The only conclusion I am prepared to draw from this material favourable to the prisoner, is that a combination of stress about his sister’s welfare and her relationship with Mr Bastawros and perhaps the ingestion of illicit drugs may have affected his mental functioning at the time of this offence. However I do not accept that his volition was in any way affected or that he lacked an appreciation of the full impact of what he was doing when he attacked Mr Bastawros.
His sentence should be determined on the basis that his moral culpability for what he did is reduced to a very small degree by those circumstances so that the element of punishment is slightly reduced as a sentencing consideration as is the element of denunciation.
The sentencing considerations relevant to this case, apart from those already mentioned, are general deterrence, specific deterrence, rehabilitation and the protection of the community. That the actions of the prisoner in seeking to resolve an interpersonal dispute by the use of a knife are to be deplored is obvious. The Court’s response must be to impose a sentence which has the object of deterring others from doing the same thing in similar circumstances.

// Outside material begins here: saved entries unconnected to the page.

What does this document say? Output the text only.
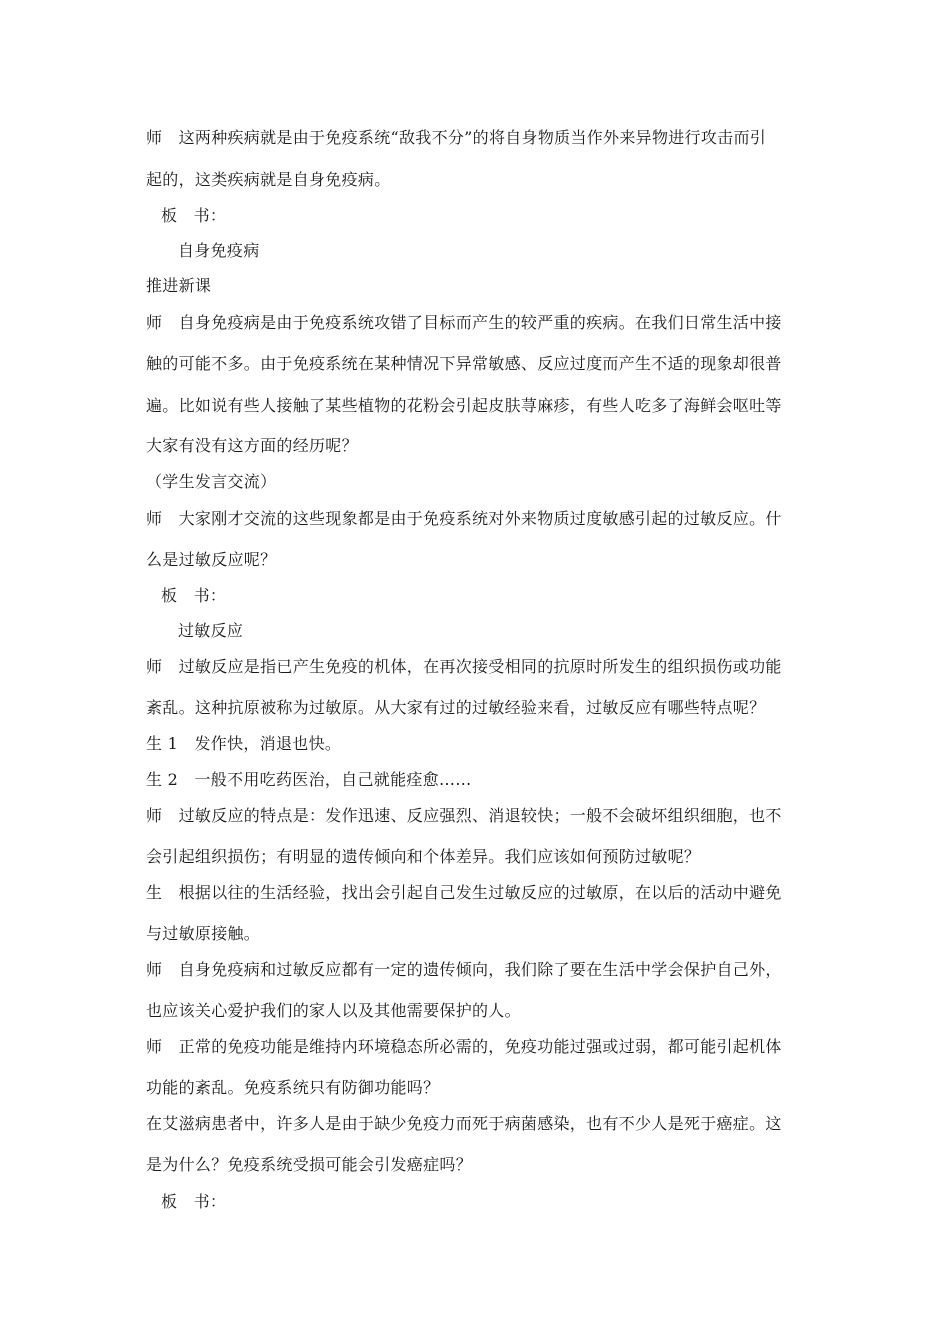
师　这两种疾病就是由于免疫系统“敌我不分”的将自身物质当作外来异物进行攻击而引
起的，这类疾病就是自身免疫病。
板　书：
自身免疫病
推进新课
师　自身免疫病是由于免疫系统攻错了目标而产生的较严重的疾病。在我们日常生活中接
触的可能不多。由于免疫系统在某种情况下异常敏感、反应过度而产生不适的现象却很普
遍。比如说有些人接触了某些植物的花粉会引起皮肤荨麻疹，有些人吃多了海鲜会呕吐等
大家有没有这方面的经历呢？
（学生发言交流）
师　大家刚才交流的这些现象都是由于免疫系统对外来物质过度敏感引起的过敏反应。什
么是过敏反应呢？
板　书：
过敏反应
师　过敏反应是指已产生免疫的机体，在再次接受相同的抗原时所发生的组织损伤或功能
紊乱。这种抗原被称为过敏原。从大家有过的过敏经验来看，过敏反应有哪些特点呢？
生 1　发作快，消退也快。
生 2　一般不用吃药医治，自己就能痊愈……
师　过敏反应的特点是：发作迅速、反应强烈、消退较快；一般不会破坏组织细胞，也不
会引起组织损伤；有明显的遗传倾向和个体差异。我们应该如何预防过敏呢？
生　根据以往的生活经验，找出会引起自己发生过敏反应的过敏原，在以后的活动中避免
与过敏原接触。
师　自身免疫病和过敏反应都有一定的遗传倾向，我们除了要在生活中学会保护自己外，
也应该关心爱护我们的家人以及其他需要保护的人。
师　正常的免疫功能是维持内环境稳态所必需的，免疫功能过强或过弱，都可能引起机体
功能的紊乱。免疫系统只有防御功能吗？
在艾滋病患者中，许多人是由于缺少免疫力而死于病菌感染，也有不少人是死于癌症。这
是为什么？免疫系统受损可能会引发癌症吗？
板　书：
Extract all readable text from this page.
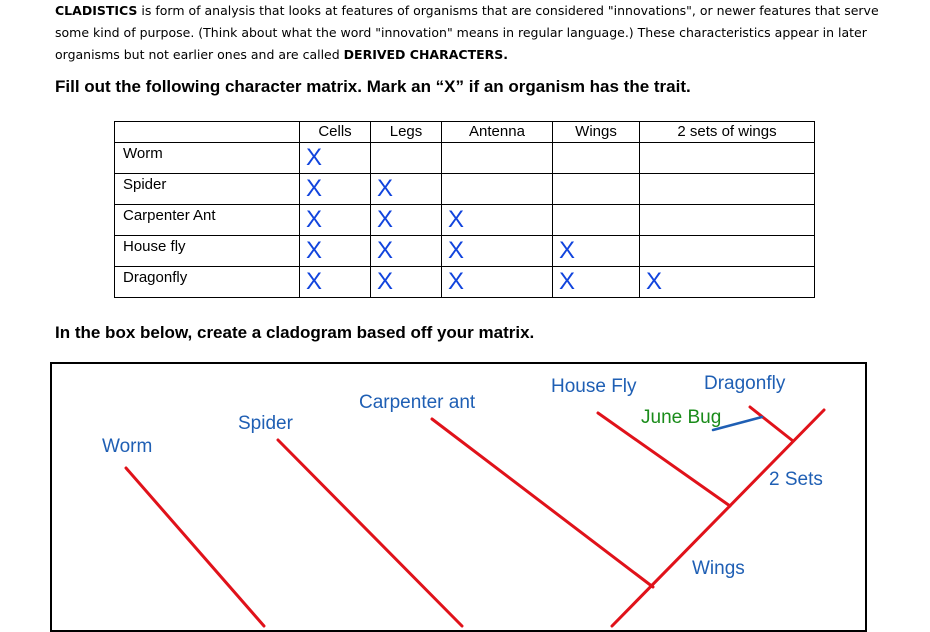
CLADISTICS is form of analysis that looks at features of organisms that are considered "innovations", or newer features that serve some kind of purpose. (Think about what the word "innovation" means in regular language.) These characteristics appear in later organisms but not earlier ones and are called DERIVED CHARACTERS.
Fill out the following character matrix. Mark an “X” if an organism has the trait.
	Cells	Legs	Antenna	Wings	2 sets of wings
Worm	X				
Spider	X	X			
Carpenter Ant	X	X	X		
House fly	X	X	X	X	
Dragonfly	X	X	X	X	X
In the box below, create a cladogram based off your matrix.
Worm
Spider
Carpenter ant
House Fly	Dragonfly
June Bug
2 Sets
Wings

As far as specific deterrence is concerned, it should be inferred from the prisoner’s previously unblemished criminal record that he is unlikely to offend in this way again. Hence specific deterrence is, I consider, of less importance than it might be in another case. Likewise, as sentencing considerations the prisoner’s rehabilitation and the protection of the community do not require much attention. Unless very similar circumstances presented themselves to him in the future it is unlikely he would offend in this way again. As antisocial as his conduct might have been, this offence (his only criminal offending apart from illegal drug use) has concerned a victim in a close specific relationship, not the public at large.
As far as the prisoner personally is concerned, it is clear that he has shown no remorse for his actions. He has not accepted the jury’s verdict, as evidenced by the history he gave to Mr Arblaster. He is thus deprived of the further consideration he might have received had he even now expressed some contrition for what he did. However, it is also clear that he has the support of his family and will, upon his release, probably continue to have that support as a further aid to his not offending further. Taking into account all of the matters to which I have referred, the objective gravity of this offence must not be overlooked. The inflicting of multiple stab wounds to the upper body of a person seated in a motorcar, unable to take effective evasive or defensive action, is a serious crime. It must be visited with serious consequences.
It is the sentence of the Court that the prisoner be imprisoned for seven years. It is further ordered that he serve a minimum of four and a half years before being eligible for parole.
There will be a declaration that the prisoner has already served 41 days of relevant pre-sentence detention and I direct that that declaration and its effect be entered into the records of the Court.